Esta declaración de principios no parece cumplirse en la realidad. Son muchos los casos que indican que ser corrupto sí paga, y entonces se puede afirmar que se está perdiendo la batalla contra la corrupción, más allá de los discursos que saturarán el tema en la campaña que se avecina.

Hay razones técnicas que explican por qué no se avanza. En un reciente working paper de Vivian Newman y María Paula Ángel de Dejusticia para Fedesarrollo se explican algunas de esas razones, tales como no tener un consenso en el Estado —ni en la academia— para una definición operativa de la corrupción, no contar con instrumentos confiables para medirla —cada quien da cifras diferentes de cuánto se pierde en corrupción—, falta de coordinación entre las instituciones encargadas de sancionarla, falta de voluntad política para adelantar reformas institucionales fundamentales, como la creación de un órgano electoral independiente que garantice un ejercicio de la política con integridad, incentivos para no atar la actividad política a la contratación estatal con la que usualmente se pagan los favores, entre otras propuestas ya identificadas que se han venido embolatando por el camino.

Pero también hay factores que podemos llamar culturales, y es que no existe un rechazo social al corrupto —en general no existe ese rechazo frente a la violación de la ley en general, como lo ha mostrado Mauricio García en sus textos y columnas—. Y parecería que, al contrario, hay cierta celebración en los entornos sociales y familiares de los corruptos, a quienes ven como ese pequeño héroe que logró “coronar” y asegurar una estabilidad económica para su familia con un costo que, en un sistema premial como el acusatorio, es bajo, un buen negocio al final, como lo podemos ver en el caso del exgobernador de Córdoba Alejandro Lyons.

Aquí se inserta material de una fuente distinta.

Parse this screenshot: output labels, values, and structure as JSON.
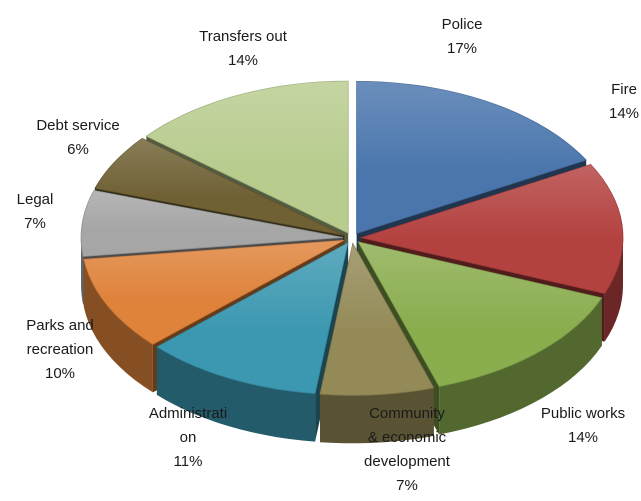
{
  "chart_data": {
    "type": "pie",
    "style": "3d-exploded",
    "slices": [
      {
        "label": "Police",
        "value": 17,
        "value_label": "17%",
        "color": "#4a76ad"
      },
      {
        "label": "Fire",
        "value": 14,
        "value_label": "14%",
        "color": "#b3413f"
      },
      {
        "label": "Public works",
        "value": 14,
        "value_label": "14%",
        "color": "#8aad4e"
      },
      {
        "label": "Community & economic development",
        "value": 7,
        "value_label": "7%",
        "color": "#948a57"
      },
      {
        "label": "Administration",
        "value": 11,
        "value_label": "11%",
        "color": "#3b98b0"
      },
      {
        "label": "Parks and recreation",
        "value": 10,
        "value_label": "10%",
        "color": "#df823a"
      },
      {
        "label": "Legal",
        "value": 7,
        "value_label": "7%",
        "color": "#a6a6a6"
      },
      {
        "label": "Debt service",
        "value": 6,
        "value_label": "6%",
        "color": "#6f6134"
      },
      {
        "label": "Transfers out",
        "value": 14,
        "value_label": "14%",
        "color": "#b8cc8e"
      }
    ]
  }
}
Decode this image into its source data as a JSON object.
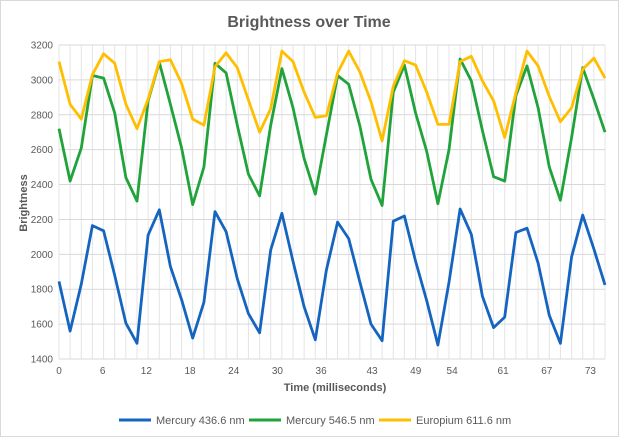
{
  "chart_data": {
    "type": "line",
    "title": "Brightness over Time",
    "xlabel": "Time (milliseconds)",
    "ylabel": "Brightness",
    "xlim": [
      0,
      75
    ],
    "ylim": [
      1400,
      3200
    ],
    "x_ticks": [
      "0",
      "6",
      "12",
      "18",
      "24",
      "30",
      "36",
      "43",
      "49",
      "54",
      "61",
      "67",
      "73"
    ],
    "y_ticks": [
      "1400",
      "1600",
      "1800",
      "2000",
      "2200",
      "2400",
      "2600",
      "2800",
      "3000",
      "3200"
    ],
    "grid": "vertical and horizontal",
    "legend_position": "bottom",
    "series": [
      {
        "name": "Mercury 436.6 nm",
        "color": "#1565c0",
        "values": [
          1845,
          1560,
          1830,
          2165,
          2135,
          1880,
          1605,
          1490,
          2110,
          2255,
          1930,
          1740,
          1520,
          1725,
          2245,
          2130,
          1860,
          1660,
          1550,
          2025,
          2235,
          1960,
          1700,
          1510,
          1910,
          2185,
          2090,
          1840,
          1600,
          1505,
          2190,
          2220,
          1960,
          1735,
          1480,
          1840,
          2260,
          2115,
          1760,
          1580,
          1640,
          2125,
          2150,
          1950,
          1650,
          1490,
          1985,
          2225,
          2030,
          1825
        ]
      },
      {
        "name": "Mercury 546.5 nm",
        "color": "#21a33b",
        "values": [
          2720,
          2420,
          2610,
          3025,
          3010,
          2810,
          2440,
          2305,
          2880,
          3100,
          2860,
          2610,
          2285,
          2500,
          3095,
          3040,
          2740,
          2460,
          2335,
          2740,
          3065,
          2840,
          2550,
          2345,
          2685,
          3025,
          2975,
          2735,
          2430,
          2280,
          2930,
          3085,
          2810,
          2590,
          2290,
          2600,
          3120,
          2995,
          2710,
          2445,
          2420,
          2910,
          3080,
          2840,
          2500,
          2310,
          2670,
          3070,
          2890,
          2700
        ]
      },
      {
        "name": "Europium 611.6 nm",
        "color": "#ffbf00",
        "values": [
          3105,
          2860,
          2775,
          3030,
          3150,
          3095,
          2860,
          2720,
          2890,
          3105,
          3115,
          2980,
          2775,
          2740,
          3075,
          3155,
          3070,
          2885,
          2700,
          2835,
          3165,
          3105,
          2930,
          2785,
          2795,
          3040,
          3165,
          3045,
          2875,
          2650,
          2965,
          3110,
          3085,
          2930,
          2745,
          2745,
          3105,
          3135,
          2995,
          2880,
          2670,
          2925,
          3165,
          3080,
          2905,
          2760,
          2840,
          3060,
          3125,
          3010
        ]
      }
    ]
  }
}
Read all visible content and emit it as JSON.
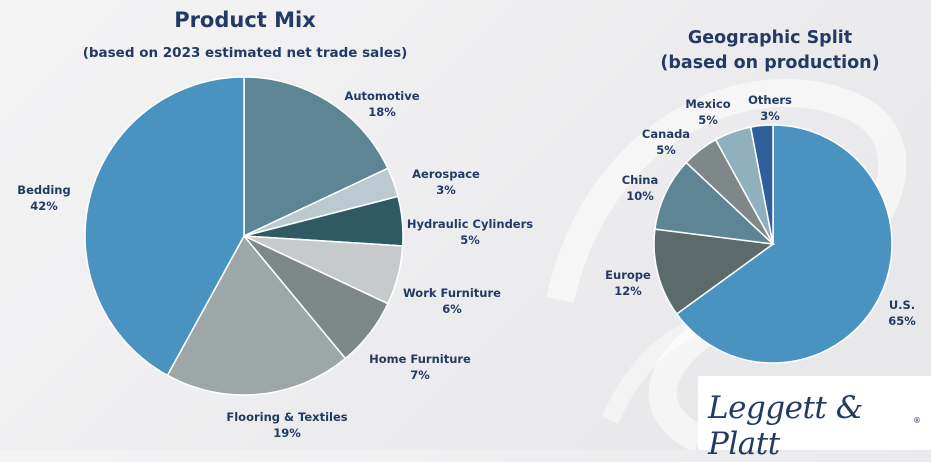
{
  "chart_data": [
    {
      "type": "pie",
      "title": "Product Mix",
      "subtitle": "(based on 2023 estimated net trade sales)",
      "slices": [
        {
          "label": "Automotive",
          "value": 18,
          "display": "18%",
          "color": "#5e8593"
        },
        {
          "label": "Aerospace",
          "value": 3,
          "display": "3%",
          "color": "#b9cbd1"
        },
        {
          "label": "Hydraulic Cylinders",
          "value": 5,
          "display": "5%",
          "color": "#2f5a63"
        },
        {
          "label": "Work Furniture",
          "value": 6,
          "display": "6%",
          "color": "#c6cacb"
        },
        {
          "label": "Home Furniture",
          "value": 7,
          "display": "7%",
          "color": "#7f8889"
        },
        {
          "label": "Flooring & Textiles",
          "value": 19,
          "display": "19%",
          "color": "#9ea7a8"
        },
        {
          "label": "Bedding",
          "value": 42,
          "display": "42%",
          "color": "#4a92c0"
        }
      ]
    },
    {
      "type": "pie",
      "title": "Geographic Split",
      "subtitle": "(based on production)",
      "slices": [
        {
          "label": "U.S.",
          "value": 65,
          "display": "65%",
          "color": "#4a92c0"
        },
        {
          "label": "Europe",
          "value": 12,
          "display": "12%",
          "color": "#5b6a6b"
        },
        {
          "label": "China",
          "value": 10,
          "display": "10%",
          "color": "#5e8593"
        },
        {
          "label": "Canada",
          "value": 5,
          "display": "5%",
          "color": "#7f8889"
        },
        {
          "label": "Mexico",
          "value": 5,
          "display": "5%",
          "color": "#8fb0bc"
        },
        {
          "label": "Others",
          "value": 3,
          "display": "3%",
          "color": "#2e5f99"
        }
      ]
    }
  ],
  "logo": {
    "text": "Leggett & Platt",
    "mark": "®"
  }
}
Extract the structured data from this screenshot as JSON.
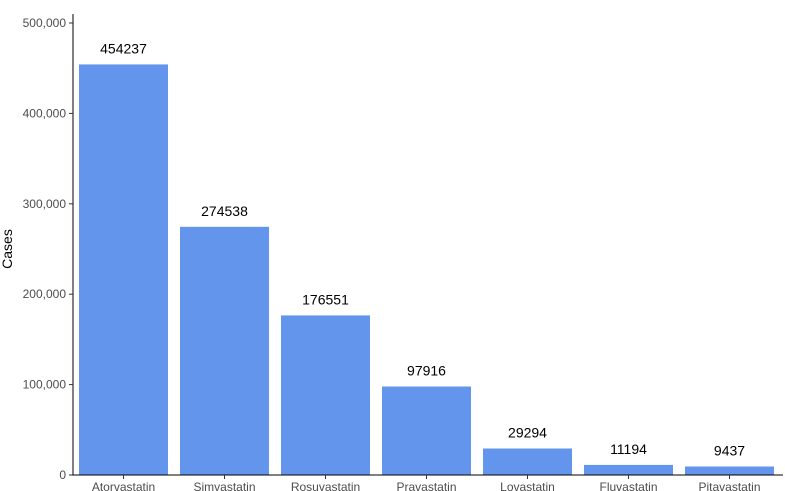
{
  "chart_data": {
    "type": "bar",
    "title": "",
    "xlabel": "",
    "ylabel": "Cases",
    "categories": [
      "Atorvastatin",
      "Simvastatin",
      "Rosuvastatin",
      "Pravastatin",
      "Lovastatin",
      "Fluvastatin",
      "Pitavastatin"
    ],
    "values": [
      454237,
      274538,
      176551,
      97916,
      29294,
      11194,
      9437
    ],
    "data_labels": [
      "454237",
      "274538",
      "176551",
      "97916",
      "29294",
      "11194",
      "9437"
    ],
    "ylim": [
      0,
      500000
    ],
    "yticks": [
      0,
      100000,
      200000,
      300000,
      400000,
      500000
    ],
    "ytick_labels": [
      "0",
      "100,000",
      "200,000",
      "300,000",
      "400,000",
      "500,000"
    ],
    "grid": false,
    "legend": "none",
    "bar_color": "#6495ED"
  }
}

O el caso de Alberto Velásquez, quien según un Confidencial de la revista Semana fue ovacionado en el Gun Club al recuperar su libertad. Me pregunto: ¿qué le celebrarán luego de haber comprometido recursos públicos —es decir, sus impuestos— para una causa política ajena a sus deberes como servidor público? Pero también pienso en personajes como el exconcejal Hipólito Moreno, ya tranquilo en su casa disfrutando del botín, a cambio de muy poco: delaciones menores y poca cárcel por una sospechosa enfermedad que suele aparecer justo en estos casos, como también sucedió con Miguel Nule, ya en casa por obesidad, palpitaciones y falta de sueño, afecciones que súbitamente se acaban cuando se termina la condena en un proceso de recuperación que debe ser objeto de investigación por la ciencia médica.

O veamos el caso de los partidos políticos que no castigan a políticos corruptos. Y entonces vemos al Partido de la U dando aval al Congreso a los herederos de Bernardo Ñoño Elías y Musa Besaile, sus hermanos Julio Elías Vidal y John Moisés Besaile, respectivamente. O a Opción Ciudadana, dando aval al hijo del exgobernador de la Guajira Kiko Gómez, entre muchos otros casos señalados por la Fundación Paz y Reconciliación. No importa enviar un mensaje de rechazo a la corrupción, importan los votos.

Así que es necesario preguntarnos si la lucha contra la corrupción no se está volviendo en una suerte de lucha simbólica sin resultados concretos, en un discurso de indignación que esconde una especie de resignación no declarada.